BS: Y'a t'il un endroit ou quelque chose en particulier que tu aimerais peindre?

Astro: Les usines abandonnées, les tracks, les trains.

BS: As-tu déjà eu des problèmes à cause du graffiti?

Astro: Oui comme tout le monde. Si tu fais du graff il faut s’attendre à recevoir la visite de la police un jour ou l’autre, ça fait partie du jeu. 

BS: Pour toi, le graffiti c'est de l'art ou pas, et pourquoi?

Astro: Les deux j’imagine.

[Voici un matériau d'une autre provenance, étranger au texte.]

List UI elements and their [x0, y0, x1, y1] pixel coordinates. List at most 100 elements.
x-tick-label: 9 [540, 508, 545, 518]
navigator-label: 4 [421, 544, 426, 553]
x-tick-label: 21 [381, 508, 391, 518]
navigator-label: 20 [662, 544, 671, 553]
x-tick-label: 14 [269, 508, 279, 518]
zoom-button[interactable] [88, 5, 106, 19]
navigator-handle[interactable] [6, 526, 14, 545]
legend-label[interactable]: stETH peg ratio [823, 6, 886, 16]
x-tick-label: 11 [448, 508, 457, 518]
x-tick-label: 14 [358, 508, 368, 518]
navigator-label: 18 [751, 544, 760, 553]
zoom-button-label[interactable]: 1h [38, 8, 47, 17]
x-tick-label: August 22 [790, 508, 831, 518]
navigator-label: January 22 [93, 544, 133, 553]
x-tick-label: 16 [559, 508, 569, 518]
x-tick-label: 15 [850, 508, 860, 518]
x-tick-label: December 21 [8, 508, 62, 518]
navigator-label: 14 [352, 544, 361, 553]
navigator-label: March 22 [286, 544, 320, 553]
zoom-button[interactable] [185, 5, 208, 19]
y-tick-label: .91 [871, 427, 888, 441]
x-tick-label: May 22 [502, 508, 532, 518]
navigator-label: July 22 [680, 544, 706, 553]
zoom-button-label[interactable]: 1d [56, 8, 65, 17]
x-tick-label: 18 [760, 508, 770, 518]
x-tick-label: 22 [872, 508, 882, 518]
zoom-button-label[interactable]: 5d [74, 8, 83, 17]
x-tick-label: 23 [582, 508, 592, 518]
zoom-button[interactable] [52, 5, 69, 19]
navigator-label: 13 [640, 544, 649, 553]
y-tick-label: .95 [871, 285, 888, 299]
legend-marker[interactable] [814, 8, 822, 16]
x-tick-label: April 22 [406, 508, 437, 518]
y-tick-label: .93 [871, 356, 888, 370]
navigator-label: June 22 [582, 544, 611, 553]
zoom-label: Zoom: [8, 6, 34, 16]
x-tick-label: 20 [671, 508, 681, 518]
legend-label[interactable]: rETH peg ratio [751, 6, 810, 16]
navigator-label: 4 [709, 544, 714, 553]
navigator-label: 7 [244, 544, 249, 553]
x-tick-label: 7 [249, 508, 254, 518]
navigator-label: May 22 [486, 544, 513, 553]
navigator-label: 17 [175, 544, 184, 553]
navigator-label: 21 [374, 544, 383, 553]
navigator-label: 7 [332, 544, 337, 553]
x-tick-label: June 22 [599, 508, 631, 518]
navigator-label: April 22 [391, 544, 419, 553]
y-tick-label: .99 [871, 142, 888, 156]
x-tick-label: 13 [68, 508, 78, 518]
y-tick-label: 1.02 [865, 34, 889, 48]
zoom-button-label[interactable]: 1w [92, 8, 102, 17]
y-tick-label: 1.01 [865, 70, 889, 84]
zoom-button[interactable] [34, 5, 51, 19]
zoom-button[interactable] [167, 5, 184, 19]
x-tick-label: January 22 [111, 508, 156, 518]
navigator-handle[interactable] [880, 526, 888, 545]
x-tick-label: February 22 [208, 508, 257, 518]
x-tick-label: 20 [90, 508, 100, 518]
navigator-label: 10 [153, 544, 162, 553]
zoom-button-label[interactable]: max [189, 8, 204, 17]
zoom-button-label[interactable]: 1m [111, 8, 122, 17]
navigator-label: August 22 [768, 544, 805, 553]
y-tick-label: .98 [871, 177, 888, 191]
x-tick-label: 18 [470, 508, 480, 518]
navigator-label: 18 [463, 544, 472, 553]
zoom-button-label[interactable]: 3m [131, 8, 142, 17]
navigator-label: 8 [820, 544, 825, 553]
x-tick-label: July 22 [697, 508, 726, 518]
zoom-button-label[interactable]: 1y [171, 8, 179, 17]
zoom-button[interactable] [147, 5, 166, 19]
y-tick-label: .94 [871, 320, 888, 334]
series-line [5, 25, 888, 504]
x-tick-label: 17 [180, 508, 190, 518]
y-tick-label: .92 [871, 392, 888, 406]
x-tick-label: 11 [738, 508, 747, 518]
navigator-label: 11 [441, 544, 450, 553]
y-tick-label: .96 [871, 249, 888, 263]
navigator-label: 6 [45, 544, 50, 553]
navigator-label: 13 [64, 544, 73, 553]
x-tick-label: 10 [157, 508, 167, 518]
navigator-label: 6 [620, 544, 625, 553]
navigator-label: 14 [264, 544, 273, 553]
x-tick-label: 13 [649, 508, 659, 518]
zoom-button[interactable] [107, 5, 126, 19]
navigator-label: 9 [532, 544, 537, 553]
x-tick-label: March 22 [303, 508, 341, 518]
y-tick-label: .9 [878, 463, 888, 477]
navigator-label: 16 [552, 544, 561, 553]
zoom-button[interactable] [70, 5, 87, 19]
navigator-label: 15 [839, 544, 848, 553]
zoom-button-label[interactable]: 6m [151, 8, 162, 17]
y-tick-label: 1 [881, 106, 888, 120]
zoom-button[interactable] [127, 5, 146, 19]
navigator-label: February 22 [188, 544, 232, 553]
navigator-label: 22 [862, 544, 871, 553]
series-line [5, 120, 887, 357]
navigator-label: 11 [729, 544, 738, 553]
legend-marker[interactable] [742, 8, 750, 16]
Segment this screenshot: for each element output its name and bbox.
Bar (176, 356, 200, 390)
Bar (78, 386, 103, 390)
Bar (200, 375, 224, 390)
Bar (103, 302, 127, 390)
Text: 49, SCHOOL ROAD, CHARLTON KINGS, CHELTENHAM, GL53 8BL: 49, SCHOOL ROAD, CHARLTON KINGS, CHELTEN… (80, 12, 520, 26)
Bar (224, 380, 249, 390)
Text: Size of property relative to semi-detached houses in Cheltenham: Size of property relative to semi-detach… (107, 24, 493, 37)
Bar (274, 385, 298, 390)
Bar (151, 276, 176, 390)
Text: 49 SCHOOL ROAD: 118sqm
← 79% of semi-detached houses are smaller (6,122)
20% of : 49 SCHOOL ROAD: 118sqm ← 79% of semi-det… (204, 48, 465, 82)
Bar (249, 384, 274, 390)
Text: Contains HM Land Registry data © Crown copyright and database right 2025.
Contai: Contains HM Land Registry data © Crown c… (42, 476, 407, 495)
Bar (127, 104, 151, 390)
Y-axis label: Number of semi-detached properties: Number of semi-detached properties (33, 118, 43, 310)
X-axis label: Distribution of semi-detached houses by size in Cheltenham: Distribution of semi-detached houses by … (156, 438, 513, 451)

En fait je vois plus ça comme de l’artisanat et pas du grand Art. En tout cas c’est créatif, et avec cette création on fait de la destruction, ce qui revient au vandalisme. Disons que c’est du vandalisme créatif.



BS: Qui étaient tes writers préférés quand tu as débuté? Qui sont tes writers préférés actuellement?

Astro: Les gars qui étaient au top avant : au début Flow, Mersh (Stack) mais surtout Maink, qui était mon préféré de tous et un vrai king. Je trouve ça triste que les kids d’aujourd’hui ne le connaissent même pas et qu’il soit oublié de l’histoire de la ville ce gars là était vraiment un tueur et avait un style tellement funky. Sike de France m’avait beaucoup impressionné. Après il y a eu Zeck et tout le BAT crew, Case et le SVC. J’en oublie beaucoup évidemment, mais ce sont les noms qui me reviennent en tête. Pour ceux de maintenant, avec internet, les revues et les voyages, la liste serait trop longue pour tous les nommer.

BS: Quels sont tes conseils pour les writers qui commencent à s'aventurer dans le graffiti?

Astro: D’être prudent et de réfléchir. De ne pas trop parler et écouter. De laisser sa place quand les grands sont là, mais de ne pas hésiter à la prendre quand le moment est venu.

BS: Mot de la fin?

Astro: Big up au DUC crew, et tous les autres qui le méritent.